Hoy y aquí, ¿podemos todavía creer en Dios? Preferirás sin duda que me formule la pregunta en primera persona, y que te diga, con todos los riesgos, si hoy todavía yo creo en Dios. Pues sí y no. Todo depende de lo que entiendas por creer y por Dios. Y no es que quiera eludir la cuestión. No la eludiré.

No inventamos las palabras con las que nos entendemos, y es aventurado atribuirles un sentido diferente al que tienen para el común de la gente. Por ejemplo: creer y Dios, ¡qué palabras! Pero las palabras tienen vida y, por lo tanto, historia: nacen, crecen, cambian; se estrecha o se dilata su sentido. No podemos repetirlas, como si siempre significaran lo mismo o como si no apuntaran mucho más allá de lo que significan, al Infinito Indecible. ¿Qué digo, pues, cuando digo "creer en Dios"?

Por creer no entiendo tener algo por cierto, verosímil o probable, sin prueba científica. Cuando digo "creer en Dios", no me refiero a tener por cierto o probable que Dios existe. Creer viene del latín credere, pero este a su vez se compone de una doble raíz indoeuropea: kerd (corazón, cordial, acuerdo, coraje€) y dheh (poner, dejar, donar, entregar€). ¿Dónde pongo el corazón, es decir, el centro o el fondo verdadero de mi ser? ¿A dónde me lleva mi ser? ¿Qué me llena vaciándome del todo? He ahí la cuestión.

"Donde está tu tesoro, allí estará tu corazón", dijo Jesús. Tu tesoro, tu perla preciosa, la belleza que te arrebata de la superficie y te sumerge en tu Fondo y te alza a tu altura, el Misterio, el Amor creador y liberador, el Reino de Dios oculto y presente, presente y activo en todo: en la flor de San José, en el zorzal que canta, en la sonrisa de un bebé, en el drama de un refugiado, en la acción de un profeta. Esa Presencia te llama. Entrégale tu corazón, tu ser verdadero, libre de miedos, ambiciones y rencores, hecho de compasión activa y feliz. "Misericordia quiero, no sacrificios", dijo también Jesús. Misericordia feliz, no templos ni dogmas ni instituciones religiosas. Misericordia feliz presente en el corazón de todo lo real: he ahí el tesoro que vale por todo y al que podemos entregar el corazón del todo. Eso es Dios.

La palabra de Dios, derivada de la raíz indoeuropea deiv (luz, resplandor), es, sin embargo, la más equívoca y oscura de todas. Su historia es tan compleja y contradictoria como la historia humana, como el corazón humano, o como su cerebro. Comprendo muy bien que tanta gente diga no cree en Dios tal como lo ha entendido y entiende la inmensa mayoría: Señor omnipotente, bueno y justo, anterior y superior al universo, creador y regidor del cosmos. Ente Supremo, distinto de todos los entes, de modo que Dios y mundo serían dos. Esa imagen de Dios fue creada hace 5.000 años allá por Irak y ha servido para explicar la existencia del mundo y para mantener el orden, promover la bondad y evitar el daño mutuo.
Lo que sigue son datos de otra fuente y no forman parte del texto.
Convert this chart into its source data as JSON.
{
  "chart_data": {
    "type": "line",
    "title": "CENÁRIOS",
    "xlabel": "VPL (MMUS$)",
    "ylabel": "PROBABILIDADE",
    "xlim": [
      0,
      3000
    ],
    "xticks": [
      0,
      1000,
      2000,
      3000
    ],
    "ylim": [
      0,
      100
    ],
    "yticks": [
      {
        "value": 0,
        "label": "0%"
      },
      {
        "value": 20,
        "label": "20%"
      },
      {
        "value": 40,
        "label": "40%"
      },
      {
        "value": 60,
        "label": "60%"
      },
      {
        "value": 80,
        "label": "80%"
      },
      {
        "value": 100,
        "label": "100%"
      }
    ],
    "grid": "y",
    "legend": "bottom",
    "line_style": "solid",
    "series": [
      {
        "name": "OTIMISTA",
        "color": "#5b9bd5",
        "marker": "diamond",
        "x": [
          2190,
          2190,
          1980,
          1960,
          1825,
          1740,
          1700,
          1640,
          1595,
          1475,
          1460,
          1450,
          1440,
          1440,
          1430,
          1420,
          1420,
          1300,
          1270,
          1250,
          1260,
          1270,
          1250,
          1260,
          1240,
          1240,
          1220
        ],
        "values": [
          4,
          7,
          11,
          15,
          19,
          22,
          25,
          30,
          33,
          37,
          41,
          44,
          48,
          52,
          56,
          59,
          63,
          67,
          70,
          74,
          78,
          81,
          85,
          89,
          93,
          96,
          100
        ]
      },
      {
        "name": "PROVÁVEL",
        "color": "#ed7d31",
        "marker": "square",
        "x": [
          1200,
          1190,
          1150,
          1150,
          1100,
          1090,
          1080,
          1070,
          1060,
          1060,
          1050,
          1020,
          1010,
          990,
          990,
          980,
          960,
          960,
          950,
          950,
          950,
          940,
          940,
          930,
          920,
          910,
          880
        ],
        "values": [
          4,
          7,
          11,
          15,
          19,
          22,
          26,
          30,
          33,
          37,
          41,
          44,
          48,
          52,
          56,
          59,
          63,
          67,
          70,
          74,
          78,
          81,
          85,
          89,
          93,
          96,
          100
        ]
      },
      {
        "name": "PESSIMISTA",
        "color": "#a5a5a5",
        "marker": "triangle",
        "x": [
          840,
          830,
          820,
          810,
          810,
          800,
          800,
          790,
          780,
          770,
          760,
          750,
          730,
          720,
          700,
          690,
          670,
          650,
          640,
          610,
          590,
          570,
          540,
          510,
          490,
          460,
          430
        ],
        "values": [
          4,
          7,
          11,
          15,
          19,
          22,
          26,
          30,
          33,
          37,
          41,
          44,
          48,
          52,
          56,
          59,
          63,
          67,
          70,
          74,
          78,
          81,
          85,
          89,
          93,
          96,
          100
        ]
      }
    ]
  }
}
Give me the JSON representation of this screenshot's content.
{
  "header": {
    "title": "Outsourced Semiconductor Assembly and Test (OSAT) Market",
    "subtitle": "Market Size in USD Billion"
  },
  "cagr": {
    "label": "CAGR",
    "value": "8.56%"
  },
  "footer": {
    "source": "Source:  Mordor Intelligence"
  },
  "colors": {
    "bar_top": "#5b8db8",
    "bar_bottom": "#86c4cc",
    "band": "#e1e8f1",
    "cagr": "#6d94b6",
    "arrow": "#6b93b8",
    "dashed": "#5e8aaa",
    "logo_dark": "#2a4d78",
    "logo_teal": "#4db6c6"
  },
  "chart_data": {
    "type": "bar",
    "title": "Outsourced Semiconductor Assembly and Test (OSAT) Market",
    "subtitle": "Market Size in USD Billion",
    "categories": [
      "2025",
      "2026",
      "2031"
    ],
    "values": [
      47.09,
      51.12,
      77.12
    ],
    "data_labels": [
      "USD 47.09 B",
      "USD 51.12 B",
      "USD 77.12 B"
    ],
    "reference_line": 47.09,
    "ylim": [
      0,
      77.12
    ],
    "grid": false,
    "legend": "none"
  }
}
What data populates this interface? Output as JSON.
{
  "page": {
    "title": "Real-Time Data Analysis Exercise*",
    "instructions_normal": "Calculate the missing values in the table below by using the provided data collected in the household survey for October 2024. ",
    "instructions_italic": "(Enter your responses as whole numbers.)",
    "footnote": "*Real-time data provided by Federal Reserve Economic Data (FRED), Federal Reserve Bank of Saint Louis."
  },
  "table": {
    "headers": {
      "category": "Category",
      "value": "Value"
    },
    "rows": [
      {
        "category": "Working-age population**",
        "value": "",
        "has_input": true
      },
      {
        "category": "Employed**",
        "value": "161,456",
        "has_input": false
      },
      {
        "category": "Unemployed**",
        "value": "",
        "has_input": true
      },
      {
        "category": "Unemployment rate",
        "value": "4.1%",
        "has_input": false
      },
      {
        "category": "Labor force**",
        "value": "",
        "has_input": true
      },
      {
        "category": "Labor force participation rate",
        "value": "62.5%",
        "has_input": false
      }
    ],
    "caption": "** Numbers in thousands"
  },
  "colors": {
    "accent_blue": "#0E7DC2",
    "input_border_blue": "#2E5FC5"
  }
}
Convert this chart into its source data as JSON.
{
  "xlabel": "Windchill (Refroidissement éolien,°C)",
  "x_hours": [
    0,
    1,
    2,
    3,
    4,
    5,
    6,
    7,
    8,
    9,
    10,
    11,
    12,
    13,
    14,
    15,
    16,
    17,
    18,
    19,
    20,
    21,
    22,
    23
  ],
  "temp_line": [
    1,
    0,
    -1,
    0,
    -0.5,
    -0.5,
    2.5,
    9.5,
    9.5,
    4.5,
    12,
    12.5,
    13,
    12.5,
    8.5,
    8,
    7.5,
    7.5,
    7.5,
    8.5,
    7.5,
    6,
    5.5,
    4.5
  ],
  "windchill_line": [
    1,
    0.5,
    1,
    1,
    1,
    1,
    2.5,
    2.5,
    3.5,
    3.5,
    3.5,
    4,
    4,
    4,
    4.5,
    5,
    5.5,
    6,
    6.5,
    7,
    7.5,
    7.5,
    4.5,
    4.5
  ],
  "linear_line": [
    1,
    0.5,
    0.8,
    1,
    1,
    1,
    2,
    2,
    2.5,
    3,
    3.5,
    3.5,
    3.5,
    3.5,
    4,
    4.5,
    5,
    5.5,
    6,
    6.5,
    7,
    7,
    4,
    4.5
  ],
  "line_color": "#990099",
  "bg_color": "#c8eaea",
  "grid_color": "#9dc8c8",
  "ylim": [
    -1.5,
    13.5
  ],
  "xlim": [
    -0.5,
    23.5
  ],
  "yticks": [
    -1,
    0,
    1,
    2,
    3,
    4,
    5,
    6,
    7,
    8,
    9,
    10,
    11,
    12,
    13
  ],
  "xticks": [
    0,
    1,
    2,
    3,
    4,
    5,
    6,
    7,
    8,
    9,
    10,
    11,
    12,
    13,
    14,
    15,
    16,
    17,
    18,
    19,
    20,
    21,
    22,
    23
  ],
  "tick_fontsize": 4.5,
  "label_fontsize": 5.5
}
Ese Dios apareció en un tiempo y hoy está desapareciendo, algún día desaparecerá del todo. Ya no explica el Big Bang ("¿y a Dios quién lo creo?", preguntan con razón los niños), y no hay ni más orden y bondad ni menos mentira e injusticia entre quienes mantienen la creencia en la existencia de Dios que entre quienes la han abandonado. Basta mirar a la historia, y basta leer a Confucio y Lao-Zi, o la parábola del Buen Samaritano, el hereje o ateo, modelo de quien mira al herido, se compadece, se acerca, derrama aceite y vino sobre las heridas y cuida de él. Se vuelve ángel bueno.

También yo dejé de tener por cierta o probable la existencia de un Dios Ente Supremo, pero quiero poner mi corazón en el Tesoro, el Vacío, la Plenitud, la Nada, el Todo, el Ser o el Corazón indiviso de todos los seres, que se esconde y se revela y ES en todo. En Dios, el Misterio oscuro y sensible como una entraña materna que engendra y da a luz todas las formas. La Llama de la Consciencia universal de la que todos los seres son chispas, chispitas del mismo Fuego sin forma. El amor de todos los amantes y de quienes no llegamos a amar como el corazón quisiera. La Amante de todos los abandonados. Entregar el corazón, confiar en la Realidad, hacerse samaritano compasivo de toda criatura doliente, y ser lo que SOMOS eternamente: eso es creer en Dios, independientemente de las creencias. Y es como crearlo en todo.